The successful disruption by the U.S. military of Russian cyber activities prior to the 2018 mid-term congressional elections may be proving to be a deterrent against Russian President Vladimir Putin attempting sustained cyber-attacks against Wester targets amid Russia’s war against Ukraine, one of the U.S. Senate’s leading cyber experts said on Wednesday.

Sen. Angus King (I/D-Me.), who was co-chair of the Cyberspace Solarium Commission (CSC), said he can’t “prove” the rationale of Putin’s reluctance for cyber activities against the West but believes the Russian leader is “afraid” of one man.

“I believe that we would have seen more of a cyber intrusion into the West but for Putin is afraid of Nakasone,” King said at an event hosted by the Foundation for Defense of Democracies (FDD). He was referring to Army Gen. Paul Nakasone, who is both commander of U.S. Cyber Command and director of the National Security Agency.

“I think Putin is deterred, frankly, by the capabilities that we have,” King said. “And by what Nakasone and what NSA demonstrated in 2018, in the midterm elections.”

In 2018, Cyber Command took advantage of new offensive authorities granted by then President Trump and Congress to actively counter Russian cyber efforts to sow discord and distrust in U.S. congressional elections. Earlier in 2022, Cyber Command and the NSA stood up a joint Election Security Group to combine efforts to disrupt and deter foreign attempts to interfere with U.S. elections this November.

Rep. Mike Gallagher (R-Wis.), who co-chaired the CSC with King, said at the FDD event that Cyber Command’s “hunt forward teams” enhance the value of deterrence. He mentioned that as of August, these teams had conducted 3,500 operations in 18 countries.

Cyber deterrence ultimately needs to be linked to a more comprehensive deterrence strategy that would also “require actual guns, bombs, missiles and human beings,” Gallagher said.

Different U.S. administrations have discussed cyber deterrence but have yet to codify a strategy that defines it and outlines various responses. Chris Inglis, the Biden administration’s national cyber director, is crafting an overall cybersecurity strategy that King hopes will address deterrence.

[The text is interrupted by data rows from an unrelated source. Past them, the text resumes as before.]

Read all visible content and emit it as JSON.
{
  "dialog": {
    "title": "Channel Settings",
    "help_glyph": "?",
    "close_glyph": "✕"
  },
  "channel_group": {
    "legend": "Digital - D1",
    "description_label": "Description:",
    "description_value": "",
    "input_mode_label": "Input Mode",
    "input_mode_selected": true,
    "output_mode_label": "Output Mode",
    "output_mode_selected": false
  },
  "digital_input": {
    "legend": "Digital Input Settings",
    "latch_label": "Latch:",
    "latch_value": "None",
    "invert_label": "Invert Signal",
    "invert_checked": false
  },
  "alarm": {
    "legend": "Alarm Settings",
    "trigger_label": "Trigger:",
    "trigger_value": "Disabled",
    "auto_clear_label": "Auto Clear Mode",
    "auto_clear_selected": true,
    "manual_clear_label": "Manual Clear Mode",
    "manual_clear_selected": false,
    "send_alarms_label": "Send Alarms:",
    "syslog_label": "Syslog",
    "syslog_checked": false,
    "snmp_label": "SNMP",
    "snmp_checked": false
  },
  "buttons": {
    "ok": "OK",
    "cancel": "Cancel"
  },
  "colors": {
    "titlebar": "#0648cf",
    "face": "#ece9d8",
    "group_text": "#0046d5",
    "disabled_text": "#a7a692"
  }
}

Inglis was a commissioner on the CSC, which in its seminal report in March 2020 outlined an end state of layered cyber deterrence consisting of three main pillars, including working with allies and partners to shape international norms of behavior in cyberspace, prevent cyber attackers from enjoying any benefits of their exploits, and impose costs on attackers and intruders.

At the outset of Russia’s unprovoked attack against Ukraine on Feb. 24, cyber-attacks were launched against commercial satellite modems in Ukraine and Europe to deny service. Fixes were implemented in the following hours and days. The attack was later attributed to Russia.

King said that even though Russia included cyber-attacks as part of its invasion of Ukraine, the Ukrainians were “resistant and resilient,” proving that “you can defend yourself.” He added that Ukraine’s cyber defenses were aided by the NSA and others.